Le divorce avec Senghor

Spécialiste des questions économiques, Mamadou Dia met en place le premier plan de développement économique du Sénégal. Il tente aussi de développer un islamisme éclairé et une administration moderne heurtant ainsi les milieux conservateurs et l’ancienne métropole.

A la sortie de la colonisation, le Sénégal a opté pour le système politique parlementaire, inspiré de la Constitution de la 4ème République. Le Président du Conseil, qui était Mamadou Dia, incarnait le sommet de l'État. A cet effet, il avait en charge : la politique économique et intérieure, tandis que la politique extérieure était le domaine réservé du président de la République, qui était Senghor. Mais, très vite les relations prennent de l’eau peu à peu à cause de l’orientation politique prise par Mamadou Dia, notamment la politique économique du gouvernement et le sort à réserver aux députés « affairistes » ayant commis de nombreux abus. Ces députés s’étaient octroyés, des augmentations de salaire, avaient pris des crédits dans des banques (qu'ils ne remboursaient pas) et des actions dans des sociétés anonymes, directement ou par l'intermédiaire de leurs femmes ou de leurs enfants. Tout ceci était contraire à la ligne politique du parti. Mamadou Dia leur demanda à plusieurs reprises de rembourser leurs crédits et de rendre leurs actions, mais en vain.

Comme pour ne rien arranger, le 8 décembre 1962, Mamadou Dia, prononce un discours sur « les politiques de développement et les diverses voies africaines du socialisme» à Dakar ; il prône le « rejet révolutionnaire des anciennes structures » et une « mutation totale qui substitue à la société coloniale et à l’économie de traite une société libre et une économie de développement » et revendique une sortie planifiée de l'économie arachidière4. Cette déclaration, à caractère souverainiste, heurte les intérêts français et inquiète les puissants marabouts qui interviennent dans la filière arachide.

Cela motive Senghor à demander à ses amis députés de déposer une motion de censure contre le gouvernement. Jugeant celle-ci irrecevable, Mamadou Dia tente d'empêcher son examen par l'Assemblée nationale au profit du Conseil national du parti, en faisant évacuer la chambre le 17 décembre et empêcher son accès par la gendarmerie. Malgré ce qui est qualifié de « tentative de coup d'État » et l'arrestation de quatre députés, la motion est votée dans l'après-midi au domicile du président de l'Assemblée nationale, Lamine Guèye.

 

Mamadou Dia en prison à Kédougou

Mamadou Dia est arrêté le lendemain par un détachement de paras-commandos, avec quatre autres ministres, Valdiodio N’diaye, Ibrahima Sar, Joseph Mbaye et Alioune Tall. Ils sont traduits devant la Haute Cour de justice du 9 au 13 mai 1963 ; alors que le procureur général ne requiert aucune peine, Dia est condamné à la prison à perpétuité tandis que ses quatre compagnons sont condamnés à 20 ans d’emprisonnement ; ils seront détenus au centre spécial de détention de Kédougou dans le Sénégal oriental.

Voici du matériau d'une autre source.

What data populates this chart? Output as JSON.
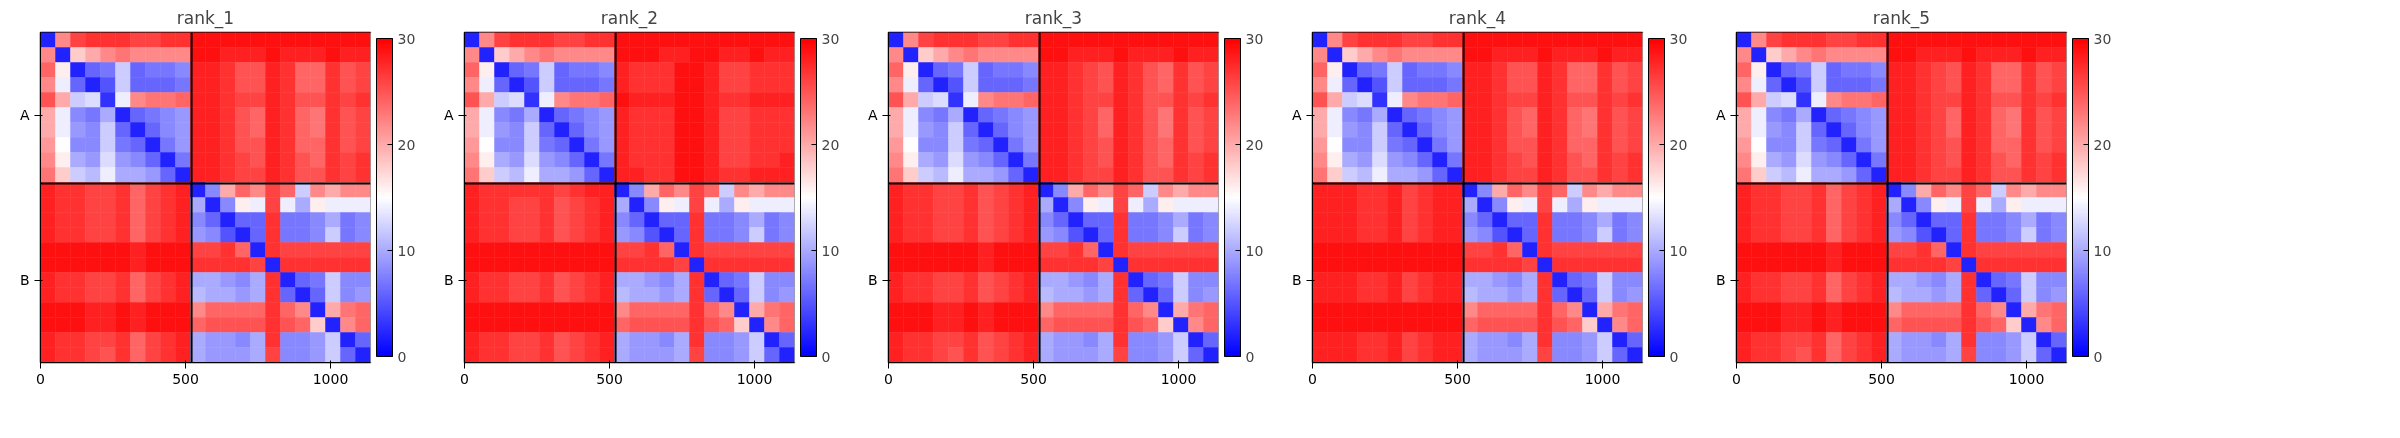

Plusieurs personnalités comme Jean-Paul Sartre, le pape Jean XXIII ou encore François Mitterrand, intervenaient auprès de Senghor pendant son incarcération, demandant sa libération, ainsi que ses codétenus. Senghor restait de marbre jusque-là, se montre plus clément et accède aux nombreuses sollicitations. C’est ainsi qu’en mars 1974, il décida de les gracier et de les libérer. Ils sont amnistiés en avril 1976, un mois avant le rétablissement du multipartisme au Sénégal. Parmi leurs avocats durant cette période, on compte Abdoulaye Wade et Robert Badinter.

 

Idem pour Wade et ses fils politiques Idrissa Seck et Macky Sall

Cet épisode dramatique de l'histoire politique au Sénégal reste un sujet délicat encore pour avoir laissé une tâche noire sur l’héritage politique de Senghor.

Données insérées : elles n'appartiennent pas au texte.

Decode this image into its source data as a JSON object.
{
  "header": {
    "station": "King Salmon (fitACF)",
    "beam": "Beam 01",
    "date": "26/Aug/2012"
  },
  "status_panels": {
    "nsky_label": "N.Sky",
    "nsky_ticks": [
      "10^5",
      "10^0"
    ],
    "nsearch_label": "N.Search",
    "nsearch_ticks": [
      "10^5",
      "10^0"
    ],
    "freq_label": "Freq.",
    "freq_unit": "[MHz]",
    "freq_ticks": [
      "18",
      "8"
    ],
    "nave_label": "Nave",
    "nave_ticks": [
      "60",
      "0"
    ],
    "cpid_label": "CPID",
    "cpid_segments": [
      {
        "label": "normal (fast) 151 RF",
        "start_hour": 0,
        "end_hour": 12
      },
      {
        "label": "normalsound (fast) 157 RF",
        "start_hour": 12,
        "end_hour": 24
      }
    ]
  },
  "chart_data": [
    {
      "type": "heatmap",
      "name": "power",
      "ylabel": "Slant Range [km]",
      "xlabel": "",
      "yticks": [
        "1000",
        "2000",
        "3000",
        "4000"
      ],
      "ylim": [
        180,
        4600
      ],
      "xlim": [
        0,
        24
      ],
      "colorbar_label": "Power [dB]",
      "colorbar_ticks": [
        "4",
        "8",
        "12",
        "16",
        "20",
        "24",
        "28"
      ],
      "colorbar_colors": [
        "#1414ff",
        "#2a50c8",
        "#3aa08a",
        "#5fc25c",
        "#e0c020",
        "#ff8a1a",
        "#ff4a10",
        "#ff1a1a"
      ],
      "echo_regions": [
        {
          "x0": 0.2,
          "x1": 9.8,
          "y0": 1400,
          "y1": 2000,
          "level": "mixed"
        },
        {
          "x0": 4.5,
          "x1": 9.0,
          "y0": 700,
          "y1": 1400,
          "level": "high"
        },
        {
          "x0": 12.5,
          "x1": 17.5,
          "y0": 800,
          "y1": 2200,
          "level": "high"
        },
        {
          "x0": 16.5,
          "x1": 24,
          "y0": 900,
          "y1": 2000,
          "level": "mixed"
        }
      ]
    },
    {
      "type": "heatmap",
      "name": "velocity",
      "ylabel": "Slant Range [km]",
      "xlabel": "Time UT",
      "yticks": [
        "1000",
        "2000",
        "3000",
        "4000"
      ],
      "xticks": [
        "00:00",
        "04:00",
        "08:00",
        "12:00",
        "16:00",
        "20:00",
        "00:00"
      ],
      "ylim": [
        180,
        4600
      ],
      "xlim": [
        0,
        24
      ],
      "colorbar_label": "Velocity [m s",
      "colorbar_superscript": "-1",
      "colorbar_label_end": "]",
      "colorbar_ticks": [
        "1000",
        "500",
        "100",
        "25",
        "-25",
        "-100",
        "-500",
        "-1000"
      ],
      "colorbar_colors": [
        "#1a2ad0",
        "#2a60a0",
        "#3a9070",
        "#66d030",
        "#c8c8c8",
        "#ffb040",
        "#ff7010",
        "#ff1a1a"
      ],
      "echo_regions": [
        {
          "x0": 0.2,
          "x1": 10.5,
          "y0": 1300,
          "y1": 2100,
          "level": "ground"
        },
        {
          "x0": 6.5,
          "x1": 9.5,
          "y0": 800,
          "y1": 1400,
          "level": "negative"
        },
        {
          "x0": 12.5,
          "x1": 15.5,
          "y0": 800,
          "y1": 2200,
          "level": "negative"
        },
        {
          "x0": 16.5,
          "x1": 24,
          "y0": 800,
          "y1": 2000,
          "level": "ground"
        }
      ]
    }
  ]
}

Sous le règne du président Abdoulaye Wade, le Sénégal a connu ces genres déchirures politiques violentes. Le premier à souffrir de coup de canif dans le dos, c’est Idrissa Seck, alors Premier ministre. Il fut évincé et incarcéré pendant de long mois. A l’époque, maire de Fatick, sa ville de naissance et plusieurs fois membre du gouvernement de Idrissa Seck : Mai 2001 à novembre 2002 : Ministre des Mines, de l’Énergie et de l’Hydraulique ; Novembre 2002 à août 2003 : Ministre d’État, Ministre des Mines, de l’Énergie et de l’Hydraulique dans le Gouvernement dirigé par Mame Madior Boye

Août 2003 à avril 2004 : Ministre d’État, Ministre de l’Intérieur et des Collectivités locales, porte-parole du Gouvernement d’Idrissa Seck. Puis, remplace Idrissa Seck à la Primature en 2004. Il reste en poste jusqu’en 2007, année de son élection comme député et prend le perchoir à l’Assemblée nationale.

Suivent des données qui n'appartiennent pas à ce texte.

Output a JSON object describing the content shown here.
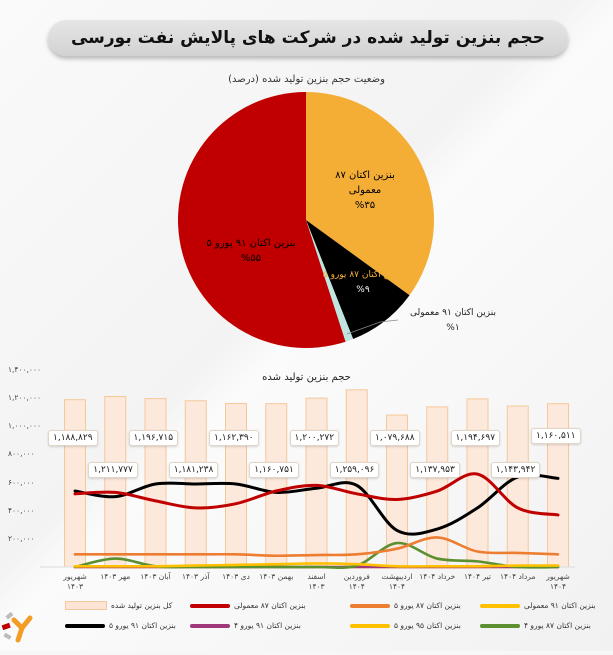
{
  "header": {
    "title": "حجم بنزین تولید شده در شرکت های پالایش نفت بورسی"
  },
  "pie": {
    "subtitle": "وضعیت حجم بنزین تولید شده (درصد)",
    "slices": [
      {
        "name": "بنزین اکتان ۸۷ معمولی",
        "line1": "بنزین اکتان ۸۷",
        "line2": "معمولی",
        "pct_label": "%۳۵",
        "value": 35,
        "color": "#f5ae35"
      },
      {
        "name": "بنزین اکتان ۸۷ یورو ۵",
        "line1": "بنزین اکتان ۸۷ یورو ۵",
        "pct_label": "%۹",
        "value": 9,
        "color": "#000000"
      },
      {
        "name": "بنزین اکتان ۹۱ معمولی",
        "line1": "بنزین اکتان ۹۱ معمولی",
        "pct_label": "%۱",
        "value": 1,
        "color": "#bfe5e0"
      },
      {
        "name": "بنزین اکتان ۹۱ یورو ۵",
        "line1": "بنزین اکتان ۹۱ یورو ۵",
        "pct_label": "%۵۵",
        "value": 55,
        "color": "#c00000"
      }
    ]
  },
  "line_chart": {
    "title": "حجم بنزین تولید شده",
    "y_ticks": [
      "-",
      "۲۰۰,۰۰۰",
      "۴۰۰,۰۰۰",
      "۶۰۰,۰۰۰",
      "۸۰۰,۰۰۰",
      "۱,۰۰۰,۰۰۰",
      "۱,۲۰۰,۰۰۰",
      "۱,۴۰۰,۰۰۰"
    ],
    "x_labels": [
      {
        "l1": "شهریور",
        "l2": "۱۴۰۳"
      },
      {
        "l1": "مهر ۱۴۰۳",
        "l2": ""
      },
      {
        "l1": "آبان ۱۴۰۳",
        "l2": ""
      },
      {
        "l1": "آذر ۱۴۰۳",
        "l2": ""
      },
      {
        "l1": "دی ۱۴۰۳",
        "l2": ""
      },
      {
        "l1": "بهمن ۱۴۰۳",
        "l2": ""
      },
      {
        "l1": "اسفند",
        "l2": "۱۴۰۳"
      },
      {
        "l1": "فروردین",
        "l2": "۱۴۰۴"
      },
      {
        "l1": "اردیبهشت",
        "l2": "۱۴۰۴"
      },
      {
        "l1": "خرداد ۱۴۰۴",
        "l2": ""
      },
      {
        "l1": "تیر ۱۴۰۴",
        "l2": ""
      },
      {
        "l1": "مرداد ۱۴۰۴",
        "l2": ""
      },
      {
        "l1": "شهریور",
        "l2": "۱۴۰۴"
      }
    ],
    "value_labels": [
      "۱,۱۸۸,۸۲۹",
      "۱,۲۱۱,۷۷۷",
      "۱,۱۹۶,۷۱۵",
      "۱,۱۸۱,۲۳۸",
      "۱,۱۶۲,۳۹۰",
      "۱,۱۶۰,۷۵۱",
      "۱,۲۰۰,۲۷۲",
      "۱,۲۵۹,۰۹۶",
      "۱,۰۷۹,۶۸۸",
      "۱,۱۳۷,۹۵۳",
      "۱,۱۹۴,۶۹۷",
      "۱,۱۴۳,۹۴۲",
      "۱,۱۶۰,۵۱۱"
    ]
  },
  "legend": [
    {
      "label": "کل بنزین تولید شده",
      "type": "bar",
      "color": "#fde4d4"
    },
    {
      "label": "بنزین اکتان ۸۷ معمولی",
      "type": "line",
      "color": "#c00000"
    },
    {
      "label": "بنزین اکتان ۸۷ یورو ۵",
      "type": "line",
      "color": "#ed7d31"
    },
    {
      "label": "بنزین اکتان ۹۱ معمولی",
      "type": "line",
      "color": "#ffc000"
    },
    {
      "label": "بنزین اکتان ۹۱ یورو ۵",
      "type": "line",
      "color": "#000000"
    },
    {
      "label": "بنزین اکتان ۹۱ یورو ۴",
      "type": "line",
      "color": "#a0377a"
    },
    {
      "label": "بنزین اکتان ۹۵ یورو ۵",
      "type": "line",
      "color": "#ffc000"
    },
    {
      "label": "بنزین اکتان ۸۷ یورو ۴",
      "type": "line",
      "color": "#5b8f2f"
    }
  ],
  "chart_data": [
    {
      "type": "pie",
      "title": "وضعیت حجم بنزین تولید شده (درصد)",
      "categories": [
        "بنزین اکتان ۸۷ معمولی",
        "بنزین اکتان ۸۷ یورو ۵",
        "بنزین اکتان ۹۱ معمولی",
        "بنزین اکتان ۹۱ یورو ۵"
      ],
      "values": [
        35,
        9,
        1,
        55
      ],
      "colors": [
        "#f5ae35",
        "#000000",
        "#bfe5e0",
        "#c00000"
      ]
    },
    {
      "type": "bar",
      "title": "حجم بنزین تولید شده",
      "xlabel": "",
      "ylabel": "",
      "ylim": [
        0,
        1400000
      ],
      "grid": false,
      "legend_position": "bottom",
      "categories": [
        "شهریور ۱۴۰۳",
        "مهر ۱۴۰۳",
        "آبان ۱۴۰۳",
        "آذر ۱۴۰۳",
        "دی ۱۴۰۳",
        "بهمن ۱۴۰۳",
        "اسفند ۱۴۰۳",
        "فروردین ۱۴۰۴",
        "اردیبهشت ۱۴۰۴",
        "خرداد ۱۴۰۴",
        "تیر ۱۴۰۴",
        "مرداد ۱۴۰۴",
        "شهریور ۱۴۰۴"
      ],
      "series": [
        {
          "name": "کل بنزین تولید شده",
          "type": "bar",
          "values": [
            1188829,
            1211777,
            1196715,
            1181238,
            1162390,
            1160751,
            1200272,
            1259096,
            1079688,
            1137953,
            1194697,
            1143942,
            1160511
          ]
        },
        {
          "name": "بنزین اکتان ۸۷ معمولی",
          "type": "line",
          "values": [
            520000,
            530000,
            470000,
            420000,
            450000,
            540000,
            580000,
            520000,
            480000,
            540000,
            660000,
            420000,
            370000
          ]
        },
        {
          "name": "بنزین اکتان ۹۱ یورو ۵",
          "type": "line",
          "values": [
            540000,
            500000,
            590000,
            590000,
            590000,
            530000,
            560000,
            580000,
            260000,
            270000,
            420000,
            640000,
            630000
          ]
        },
        {
          "name": "بنزین اکتان ۸۷ یورو ۵",
          "type": "line",
          "values": [
            90000,
            90000,
            90000,
            90000,
            90000,
            80000,
            85000,
            90000,
            130000,
            210000,
            110000,
            100000,
            90000
          ]
        },
        {
          "name": "بنزین اکتان ۸۷ یورو ۴",
          "type": "line",
          "values": [
            0,
            60000,
            5000,
            0,
            0,
            0,
            0,
            10000,
            170000,
            60000,
            40000,
            0,
            0
          ]
        },
        {
          "name": "بنزین اکتان ۹۱ معمولی",
          "type": "line",
          "values": [
            5000,
            5000,
            5000,
            10000,
            15000,
            20000,
            25000,
            20000,
            5000,
            5000,
            5000,
            10000,
            10000
          ]
        },
        {
          "name": "بنزین اکتان ۹۵ یورو ۵",
          "type": "line",
          "values": [
            0,
            0,
            0,
            0,
            0,
            0,
            0,
            0,
            0,
            0,
            0,
            0,
            0
          ]
        },
        {
          "name": "بنزین اکتان ۹۱ یورو ۴",
          "type": "line",
          "values": [
            0,
            0,
            0,
            0,
            0,
            0,
            0,
            0,
            0,
            0,
            0,
            0,
            0
          ]
        }
      ]
    }
  ]
}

Avec 143 voix sur 146, il est élu le 20 juin 2007, président de l’Assemblée nationale sénégalaise. Mais, très vite la rupture est consommée avec le président Wade à cause de Karim Wade, fils du président de la République et ministre. Parce qu’il a osé convoquer ce dernier pour audition sur les travaux de l’Agence nationale de l’organisation de la conférence islamique (ANOCI). Face à son refus de démissionner, son poste de numéro deux du PDS est supprimé, le mandat du président de l’AN réduit de cinq à un an.

Contre toute attente, en 2008, il se brouille avec le président Wade. Comme Idrissa Seck, il est à son tour évincé de la présidence de l’Assemblée nationale puis incarcéré. A sa sortie de prison, comme Idrissa Seck, il quitte le parti présidentiel pour fonder sa propre formation politique (APR). Il se joint à l’opposition pour barrer la route à Abdoulaye Wade, qui caressait le rêve de briguer un troisième mandat contre vents et marées.

Le 9 novembre 2008, il quitte le PDS et abandonne tous les postes qu’il occupait grâce au parti. Le 1er décembre 2008, il crée, avec une trentaine de cadres du PDS, Alliance Pour la République.

Lors des élections locales du 22 mars 2009, dans le cadre d’une coalition formée avec les autres partis membres de Bennoo Siggil Sénégal, APR-Yaakaar remporte les localités de Fatick, douze collectivités locales au nord du pays et trois au sud, Gossas ainsi que toutes les grandes villes du pays.

Avec en ligne de mire l'élection présidentielle de 2012, il sillonne les campagnes sénégalaises et va à la rencontre de la diaspora à travers le monde. En 2010, un sondage le plaçait déjà en tête à Dakar et sa région.

Comme pour dire, des exemples de coups de canif dans l’histoire politique sénégalaise, il n’en manque. Mais, Bassirou Diomaye Faye risquerait un divorce avec son mentor Sonko, disons pour s’affranchir d’une tutelle qui deviendra plus tard pesant ? attendons de voir la suite. Le temps est le meilleur juge.